Les affaires de fraude fiscale aggravée se négocient depuis 2017 avec la justice. La procédure du plaider-coupable évite un étalage public. Elle a aussi l’avantage d’atténuer les sanctions. A l’exemple de ce dentiste condamné à 13.000 euros d’amende pour une caisse noire.
Face à l’encombrement des tribunaux pénaux et la surcharge de travail du Parquet en matière de criminalité financière, les transactions «à l’amiable» avec la justice peuvent être une bonne affaire pour les délinquants repentants.
En mars 2021, un ex-notaire a mis fin aux poursuites du Parquet pour blanchiment de l’argent de réseaux azéris proches du pouvoir en négociant un jugement sur accord en contrepartie d’une amende de 70.000 euros. Quatre mois plus tard, le fondateur et ancien dirigeant de la firme d’ingénierie «Hitec» trouvait un accord avec le Procureur d’Etat Georges Oswald pour clore une affaire de fraude fiscale portant sur 700.000 euros.
L’homme d’affaires acceptait le principe d’une amende de 80.000 euros, alors que la loi prévoit des peines théoriques allant jusqu’à six fois le montant de l’impôt éludé. En novembre dernier, une fiduciaire de la place a également fait le choix du jugement sur accord après avoir été poursuivie pour violation de ses obligations professionnelles dans la lutte contre le blanchiment.
Risque de banalisation
Ces cas vont avantageusement alimenter les statistiques que l’administration judiciaire affichera lors de l’examen de passage du Luxembourg devant les experts du GAFI qui vont évaluer l’efficacité du dispositif de lutte contre la criminalité financière.
Faut-il voir dans le dispositif du jugement sur accord une banalisation des infractions fiscales? Après les décennies d’indulgence envers les contribuables oublieux, négligents ou même malveillants, la justice a en tout cas du mal à traiter selon la procédure conventionnelle (un procès public, contradictoire) les affaires qui lui ont été soumises par les administrations à la suite de contrôles fiscaux.
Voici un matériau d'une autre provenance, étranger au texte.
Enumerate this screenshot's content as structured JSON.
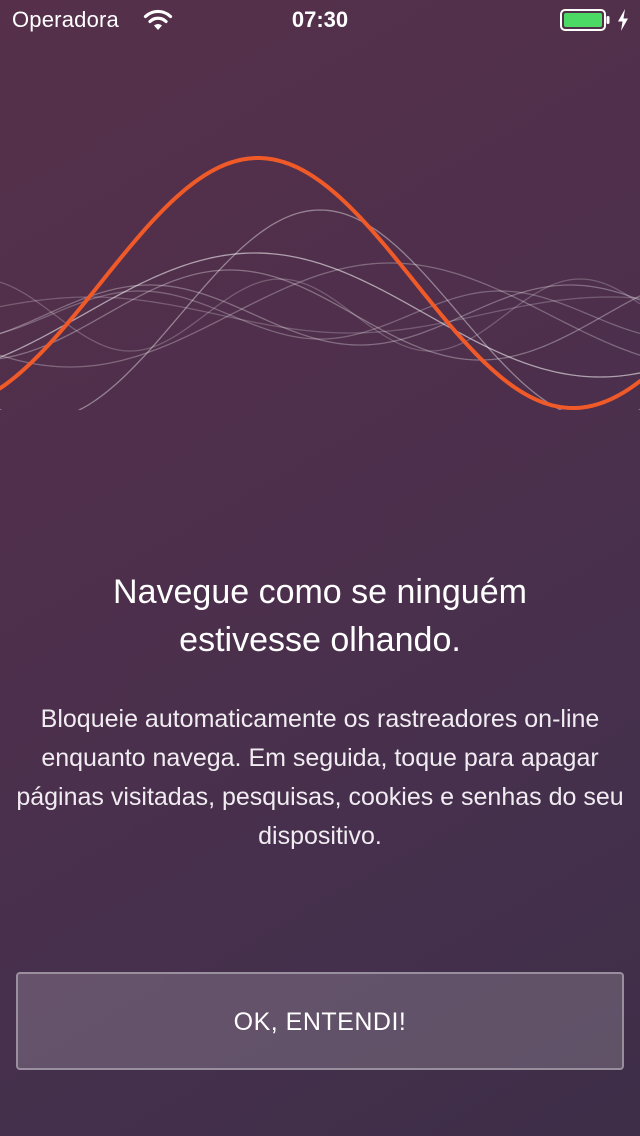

L’explication donnée n’est pas crédible et laisse bien au contraire fortement croire à la présence d’une caisse noire.“Rapport de l’ACD
Depuis la loi du 23 décembre 2016 l’Administration des contributions directes (ACD) a procédé à plus de 50 dénonciations au Procureur d’Etat entre 2017 et 2020 pour des soupçons de fraude fiscale. Cette loi a revu le catalogue des amendes dont un contribuable est passible en cas de déclaration incomplète ou inexacte et facilité la coopération inter-administrative.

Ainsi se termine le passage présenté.